The only difference now is that we have begun to ask ourselves WHY?’

Later a group of Bristol based members began the long-running dig at the site of a Dark Age church at Llanellen on the Gower peninsula in South Wales, and in the 1970’s the Society organised an expedition to northern Carmarthenshire in South west Wales, to evaluate the work of a local Welsh historian, Lewis Edwards, who had been writing about Arthurian connections in the area since the late 1940s and had claimed to have discovered a Zodiac Temple, similar to the Temple of Stars found at Glastonbury. Following the Pendragon Society’s visit there began a series of expeditions, returning to the Pumpsaint area of northern Carmarthenshire, known as the The Caer Sidi Expeditions, from 1972-1979; the precise meaning of the name 'Sidi' in Caer Sidi is problematic; a possible meaning is the 'revolving fortress', but may also mean the 'Fortress of the Zodiac', as "sidydd" means "Zodiac" in modern Welsh.

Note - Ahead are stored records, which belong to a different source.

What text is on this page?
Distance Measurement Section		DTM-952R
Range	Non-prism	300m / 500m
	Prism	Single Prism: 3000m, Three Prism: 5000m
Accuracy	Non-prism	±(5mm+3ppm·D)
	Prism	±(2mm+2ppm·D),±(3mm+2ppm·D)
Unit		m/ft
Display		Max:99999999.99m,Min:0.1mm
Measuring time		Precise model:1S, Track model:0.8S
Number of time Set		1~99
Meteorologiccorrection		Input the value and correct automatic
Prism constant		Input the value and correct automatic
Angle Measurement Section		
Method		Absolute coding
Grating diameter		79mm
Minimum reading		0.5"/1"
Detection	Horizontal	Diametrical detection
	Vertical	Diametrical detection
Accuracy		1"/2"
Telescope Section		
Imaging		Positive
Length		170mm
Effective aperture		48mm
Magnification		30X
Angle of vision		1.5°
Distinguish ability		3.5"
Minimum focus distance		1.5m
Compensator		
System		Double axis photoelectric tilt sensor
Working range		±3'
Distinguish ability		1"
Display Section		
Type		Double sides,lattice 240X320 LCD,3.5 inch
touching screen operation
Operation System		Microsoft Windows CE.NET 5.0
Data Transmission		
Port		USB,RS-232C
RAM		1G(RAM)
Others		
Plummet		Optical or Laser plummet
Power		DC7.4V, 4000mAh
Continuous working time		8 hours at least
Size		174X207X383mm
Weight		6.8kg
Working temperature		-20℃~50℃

The revolving fortress features in later grail romances and this is the direction the Society has taken in later years; the current editorial team relying more on Medieval Arthurian literature and popular culture than the historical Arthur and archaeological expeditions became a thing of the past. Scholarly articles became few and far between in later issues, history and archaeology taking a back seat to news, reviews, artwork, and poetry: “King Arthur is gay” and “What did Arthur drink” being typical examples. Charles W. Evans-Günther summed it up when he announced his resignation as a subscriber saying Pendragon had lost its way and with the death of President Professor William Russell in 2006 publication of the journal became erratic in recent years, which is usually the first indicator of descent into terminal decline.

So after 50 years the current editorial team have taken the decision to wind up the Pendragon Society at a time when Arthurian studies are more popular than ever but subscriber numbers are rapidly diminishing. The sad fact is there is nothing else in this field to compare to Pendragon and this trend is indicative of the future for small press journals.